The questions came thick and fast. But, at least someone had her feet firmly on the ground. Feet too gristly for fry-ups. Good job, too. The family needed ordering. No servants. Who sweet on whom? Or what on what? Bricks toppled into waves of confusion. Mal mot by mal mot. House of cards crumpled. Complete elision. Too late for hindsight.
There was a piano in the next room, but I only knew it to be there from its silence - the next room being merely a false figment of my dream.
The next time Rachel Mildeyes came across the Mutant Man was in Rome. She tapped him on the shoulder and said, "Your Holiness, I beg your forgiveness for all the sins that I have allowed to possess me and that no doubt will continue to be bugbears of my weak soul..."
He turned to her and automatically waved a blessing straight in her face. But, heavens, he was really just another commoner like her, since the only head he now possessed simply stared sullenly. He eventually became a forgotten legend.
Until his rebirth as Donald Duck in a swamp of someone's mind.
After much wheeling and dealing, a new Pope was elected, with smuts of black smoke expelled from every valve of the Vatican. But it was just a little girl - on a skateboard. They nevertheless gave her the run of the Papal palace. Her old Mum always said she had a good head on her shoulders. The cardinals now whip the soles of her feet, creating deep purple weals right up to her knees. And sculpture lessons with split bones, piano wires and dead squawks.

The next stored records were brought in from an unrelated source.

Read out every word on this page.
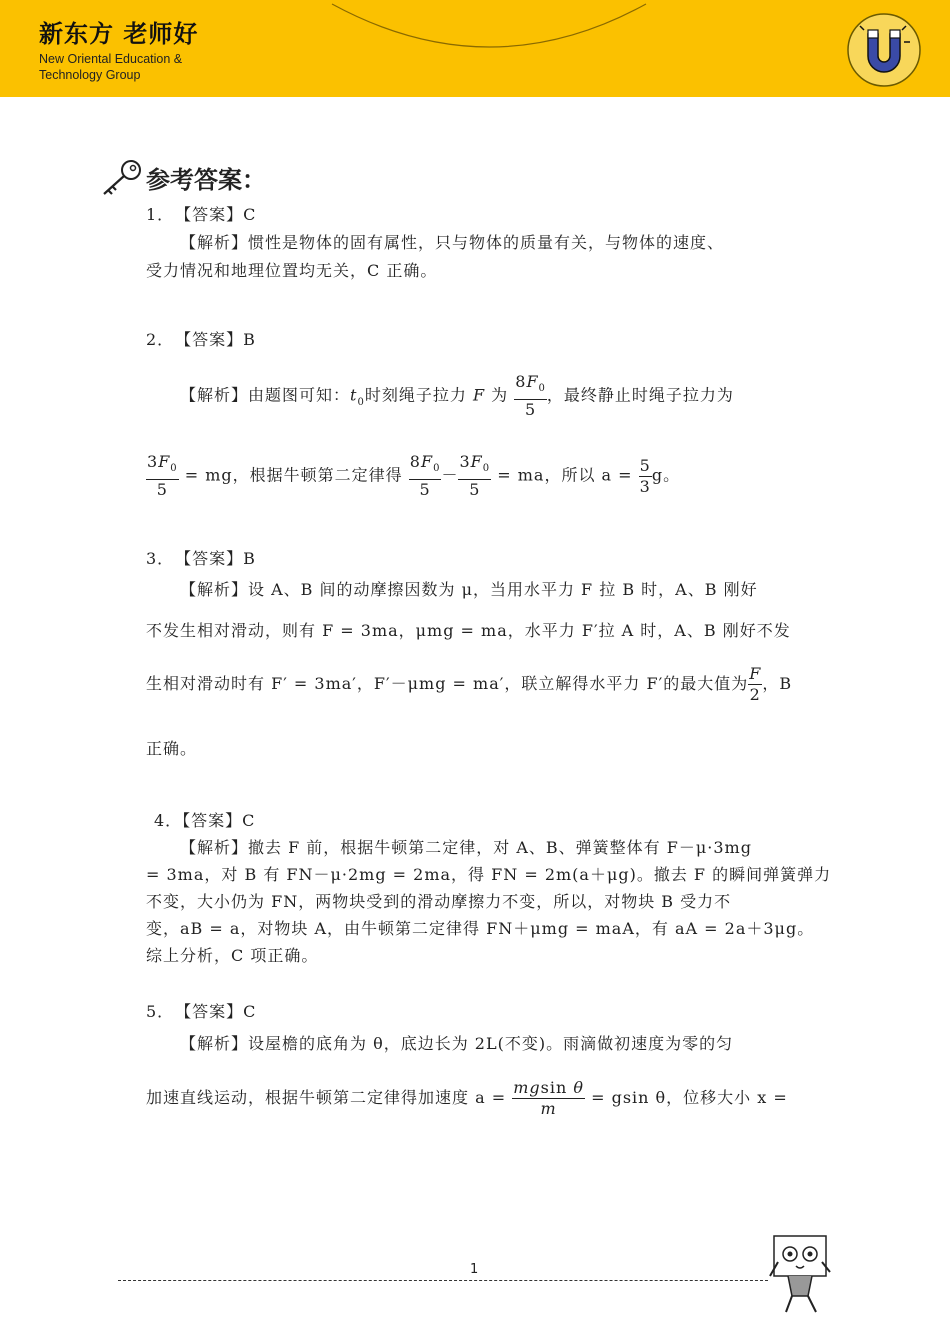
新东方 老师好
New Oriental Education &
Technology Group
参考答案：
1．　【答案】C
【解析】惯性是物体的固有属性，只与物体的质量有关，与物体的速度、
受力情况和地理位置均无关，C 正确。
2．　【答案】B
【解析】由题图可知：$t_0$时刻绳子拉力 F 为 $\frac{8F_0}{5}$ ，最终静止时绳子拉力为
$\frac{3F_0}{5}$ = mg，根据牛顿第二定律得 $\frac{8F_0}{5} - \frac{3F_0}{5}$ = ma，所以 $a = \frac{5}{3}$ g。
3．　【答案】B
【解析】设 A、B 间的动摩擦因数为 μ，当用水平力 F 拉 B 时，A、B 刚好
不发生相对滑动，则有 F = 3ma，μmg = ma，水平力 F′拉 A 时，A、B 刚好不发
生相对滑动时有 F′ = 3ma′，F′－μmg = ma′，联立解得水平力 F′的最大值为 $\frac{F}{2}$ ，B
正确。
4．【答案】C
【解析】撤去 F 前，根据牛顿第二定律，对 A、B、弹簧整体有 F－μ·3mg
= 3ma，对 B 有 FN－μ·2mg = 2ma，得 FN = 2m(a＋μg)。撤去 F 的瞬间弹簧弹力
不变，大小仍为 FN，两物块受到的滑动摩擦力不变，所以，对物块 B 受力不
变，aB = a，对物块 A，由牛顿第二定律得 FN＋μmg = maA，有 aA = 2a＋3μg。
综上分析，C 项正确。
5．　【答案】C
【解析】设屋檐的底角为 θ，底边长为 2L(不变)。雨滴做初速度为零的匀
加速直线运动，根据牛顿第二定律得加速度 $a = \frac{\text{mgsin θ}}{m} = gsin$ θ，位移大小 x =
1
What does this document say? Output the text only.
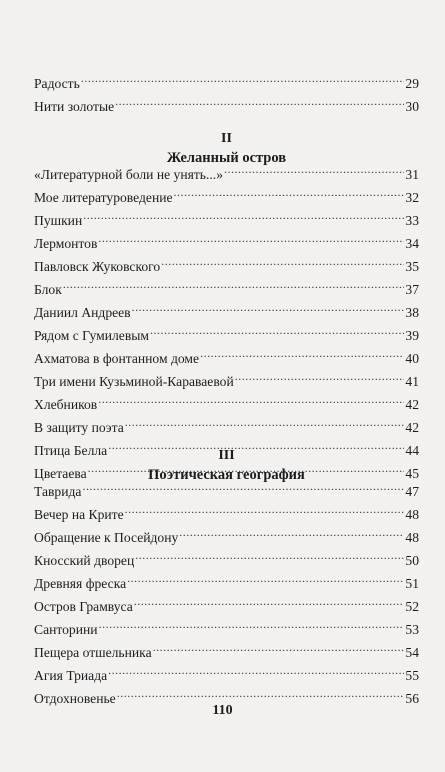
Радость .....	29
Нити золотые .....	30
II
Желанный остров
«Литературной боли не унять...» .....	31
Мое литературоведение .....	32
Пушкин .....	33
Лермонтов .....	34
Павловск Жуковского .....	35
Блок .....	37
Даниил Андреев .....	38
Рядом с Гумилевым .....	39
Ахматова в фонтанном доме .....	40
Три имени Кузьминой-Караваевой .....	41
Хлебников .....	42
В защиту поэта .....	42
Птица Белла .....	44
Цветаева .....	45
III
Поэтическая география
Таврида .....	47
Вечер на Крите .....	48
Обращение к Посейдону .....	48
Кносский дворец .....	50
Древняя фреска .....	51
Остров Грамвуса .....	52
Санторини .....	53
Пещера отшельника .....	54
Агия Триада .....	55
Отдохновенье .....	56
110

Pulling herself together, Rachel Mildeyes clumps into the dining-room, to see if Louise looks as nice as she is reported to be. And each bitter eye turned to her from the table as if they're about to see a ghost on clodhoppers. And for once Rachel can directly hear what they say - except now most of them scream instead. Henry's stony face stares straight from its head at the ageless skeleton girl.
There are never real hills in cartoons, only flat lands stretching forever, to prevent anyone slipping off the edge.